Geldverdienen mit Web 2.0 ?
Monday, 23. October 2006Abseits der Werbeeinnahmen soll Paid-Content diesmal endlich nennenswerte Erlöse generieren. Das Web 2.0 soll`s richten.
Die Idee: Ein Publisher stellt auf einer Plattform wie z.B. Flickr, Youtube seine selbst erstellten Inhalte (Musik, Filme, Bilder, Texte) zum Download zur Verfügung. Ein anderer User möchte sie kaufen. Der Publisher erzielt den erwünschten Preis und teilt sich den Erlös mit dem Plattformbetreiber.
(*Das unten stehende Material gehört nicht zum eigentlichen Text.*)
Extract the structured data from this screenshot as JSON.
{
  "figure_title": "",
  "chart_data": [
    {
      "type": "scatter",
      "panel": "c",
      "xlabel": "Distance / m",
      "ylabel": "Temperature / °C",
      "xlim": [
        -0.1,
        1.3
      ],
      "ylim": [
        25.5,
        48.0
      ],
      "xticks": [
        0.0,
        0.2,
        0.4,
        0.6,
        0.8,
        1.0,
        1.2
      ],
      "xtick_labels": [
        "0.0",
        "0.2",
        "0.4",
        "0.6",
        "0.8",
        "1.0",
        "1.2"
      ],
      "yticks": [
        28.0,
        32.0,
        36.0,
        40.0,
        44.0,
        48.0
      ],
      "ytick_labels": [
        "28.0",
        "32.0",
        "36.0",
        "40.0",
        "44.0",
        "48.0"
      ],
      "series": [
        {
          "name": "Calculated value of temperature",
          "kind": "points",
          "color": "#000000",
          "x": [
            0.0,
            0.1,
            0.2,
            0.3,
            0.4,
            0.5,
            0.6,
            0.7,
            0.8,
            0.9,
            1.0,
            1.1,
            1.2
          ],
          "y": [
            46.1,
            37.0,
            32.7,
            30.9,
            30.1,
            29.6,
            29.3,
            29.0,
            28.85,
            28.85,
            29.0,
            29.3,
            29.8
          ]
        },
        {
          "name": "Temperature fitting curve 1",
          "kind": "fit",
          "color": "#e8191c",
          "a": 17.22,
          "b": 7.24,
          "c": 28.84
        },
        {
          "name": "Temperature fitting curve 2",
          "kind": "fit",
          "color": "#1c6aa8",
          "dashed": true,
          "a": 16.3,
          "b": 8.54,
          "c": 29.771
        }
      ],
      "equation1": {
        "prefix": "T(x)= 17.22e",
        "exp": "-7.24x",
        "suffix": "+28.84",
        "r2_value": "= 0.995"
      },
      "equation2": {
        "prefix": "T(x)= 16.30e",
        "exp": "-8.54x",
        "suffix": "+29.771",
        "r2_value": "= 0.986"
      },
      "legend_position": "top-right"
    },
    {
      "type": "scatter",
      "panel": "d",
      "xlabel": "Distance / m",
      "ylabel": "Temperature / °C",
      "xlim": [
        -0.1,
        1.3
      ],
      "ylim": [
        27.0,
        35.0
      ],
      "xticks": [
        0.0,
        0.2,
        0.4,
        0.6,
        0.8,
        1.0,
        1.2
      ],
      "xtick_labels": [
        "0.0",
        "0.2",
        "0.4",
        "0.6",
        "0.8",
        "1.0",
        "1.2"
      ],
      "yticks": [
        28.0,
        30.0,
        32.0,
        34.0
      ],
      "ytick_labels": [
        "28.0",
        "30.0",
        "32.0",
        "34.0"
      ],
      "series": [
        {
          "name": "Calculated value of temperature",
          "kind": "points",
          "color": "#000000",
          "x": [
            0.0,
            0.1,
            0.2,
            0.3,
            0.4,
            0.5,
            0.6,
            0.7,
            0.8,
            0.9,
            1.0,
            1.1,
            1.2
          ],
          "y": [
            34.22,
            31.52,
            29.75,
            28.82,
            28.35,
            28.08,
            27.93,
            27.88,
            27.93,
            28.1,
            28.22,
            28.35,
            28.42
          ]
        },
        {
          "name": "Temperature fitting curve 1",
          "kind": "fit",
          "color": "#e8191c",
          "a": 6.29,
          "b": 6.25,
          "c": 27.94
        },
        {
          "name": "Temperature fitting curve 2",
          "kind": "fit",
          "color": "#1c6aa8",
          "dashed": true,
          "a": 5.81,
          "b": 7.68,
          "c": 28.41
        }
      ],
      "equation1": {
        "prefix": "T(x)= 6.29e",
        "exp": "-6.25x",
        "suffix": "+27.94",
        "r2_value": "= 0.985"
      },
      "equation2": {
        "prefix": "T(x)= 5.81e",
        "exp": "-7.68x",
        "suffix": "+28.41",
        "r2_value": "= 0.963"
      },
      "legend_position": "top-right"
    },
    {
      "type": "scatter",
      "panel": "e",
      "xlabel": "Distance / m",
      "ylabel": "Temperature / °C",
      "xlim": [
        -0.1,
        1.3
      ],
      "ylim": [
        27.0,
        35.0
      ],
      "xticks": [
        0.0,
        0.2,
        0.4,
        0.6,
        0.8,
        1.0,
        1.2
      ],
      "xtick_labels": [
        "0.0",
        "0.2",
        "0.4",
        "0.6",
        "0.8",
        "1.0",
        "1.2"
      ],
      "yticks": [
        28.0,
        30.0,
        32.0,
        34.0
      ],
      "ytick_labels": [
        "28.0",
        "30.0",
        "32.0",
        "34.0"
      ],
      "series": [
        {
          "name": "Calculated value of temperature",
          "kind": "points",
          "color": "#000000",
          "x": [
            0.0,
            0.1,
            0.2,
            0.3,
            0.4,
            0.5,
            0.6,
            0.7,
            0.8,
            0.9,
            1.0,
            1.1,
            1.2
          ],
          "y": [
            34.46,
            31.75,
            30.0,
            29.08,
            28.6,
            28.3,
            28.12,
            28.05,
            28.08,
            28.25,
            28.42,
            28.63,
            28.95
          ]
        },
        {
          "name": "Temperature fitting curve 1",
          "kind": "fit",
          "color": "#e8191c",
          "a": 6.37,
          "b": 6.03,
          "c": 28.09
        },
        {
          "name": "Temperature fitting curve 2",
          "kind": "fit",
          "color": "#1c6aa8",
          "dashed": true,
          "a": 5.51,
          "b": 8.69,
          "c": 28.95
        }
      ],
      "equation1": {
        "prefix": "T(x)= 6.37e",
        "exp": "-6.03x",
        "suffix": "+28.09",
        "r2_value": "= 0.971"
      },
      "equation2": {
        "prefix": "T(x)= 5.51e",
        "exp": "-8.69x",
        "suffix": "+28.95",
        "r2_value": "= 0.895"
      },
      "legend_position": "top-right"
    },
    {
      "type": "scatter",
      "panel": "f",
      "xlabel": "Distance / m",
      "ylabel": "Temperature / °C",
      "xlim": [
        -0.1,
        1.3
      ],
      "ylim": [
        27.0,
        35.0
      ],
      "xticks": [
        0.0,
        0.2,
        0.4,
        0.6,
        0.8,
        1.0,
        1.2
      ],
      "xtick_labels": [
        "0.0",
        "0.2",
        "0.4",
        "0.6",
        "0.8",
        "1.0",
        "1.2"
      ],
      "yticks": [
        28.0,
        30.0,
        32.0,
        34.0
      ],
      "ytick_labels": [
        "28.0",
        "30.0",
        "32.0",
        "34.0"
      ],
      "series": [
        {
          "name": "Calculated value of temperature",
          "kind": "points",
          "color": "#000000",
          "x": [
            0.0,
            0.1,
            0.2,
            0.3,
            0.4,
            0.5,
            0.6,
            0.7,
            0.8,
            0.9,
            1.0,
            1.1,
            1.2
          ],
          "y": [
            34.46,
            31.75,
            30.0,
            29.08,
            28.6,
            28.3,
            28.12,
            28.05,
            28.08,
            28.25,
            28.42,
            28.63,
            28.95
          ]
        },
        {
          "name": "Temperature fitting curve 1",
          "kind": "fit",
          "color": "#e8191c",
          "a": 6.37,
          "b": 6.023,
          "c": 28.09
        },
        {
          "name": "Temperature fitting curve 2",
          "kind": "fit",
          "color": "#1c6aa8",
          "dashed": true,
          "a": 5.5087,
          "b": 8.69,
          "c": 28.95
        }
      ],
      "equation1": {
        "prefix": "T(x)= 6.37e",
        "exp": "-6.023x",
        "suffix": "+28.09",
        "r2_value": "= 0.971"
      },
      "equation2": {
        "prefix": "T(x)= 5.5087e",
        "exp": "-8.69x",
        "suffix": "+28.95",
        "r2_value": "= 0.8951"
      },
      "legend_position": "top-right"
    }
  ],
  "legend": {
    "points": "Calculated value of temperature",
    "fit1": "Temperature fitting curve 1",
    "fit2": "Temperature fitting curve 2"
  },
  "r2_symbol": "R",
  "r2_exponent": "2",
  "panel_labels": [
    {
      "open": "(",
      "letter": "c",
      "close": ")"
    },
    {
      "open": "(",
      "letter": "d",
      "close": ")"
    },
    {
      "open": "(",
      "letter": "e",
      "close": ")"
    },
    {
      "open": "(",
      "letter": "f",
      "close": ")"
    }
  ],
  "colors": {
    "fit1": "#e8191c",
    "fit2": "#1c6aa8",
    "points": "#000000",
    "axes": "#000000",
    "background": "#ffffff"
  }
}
Version 1: Privater Publisher:
Jemand soll für den Download mehr oder weniger professionell erstellter (recherchierter und präsentierter) Inhalte bezahlen? – Hier haben sicherliche nur die wenigsten Angebote Chancen! Die Einnahmen werden wohl kaum den Aufwand für Einrichtung und Betrieb einer solchen Plattform kompensieren.
Version 2: Semiprofessioneller Publisher
Ein ambitionierter (Hobby)-Kreativer möchte seine Ergebnisse veröffentlichen mit dem Ziel, bekannt zu werden und (zunächst geringe) Einnahmen zu erzielen. Auch hier würden die Verkaufserlöse wohl gering ausfallen. Der Plattformbetreiber könnte aber über den Verkauf von Präsentationsfläche Einnahmen generieren.
Version 3: Professionelle Publisher
Die erstellten Songs, Filme, Bilder, Texte könnten über eine Plattform als “Produkte” vertrieben werden. Dies wäre im Prinzip dann ein Shop-System z.B. a lá Ebay.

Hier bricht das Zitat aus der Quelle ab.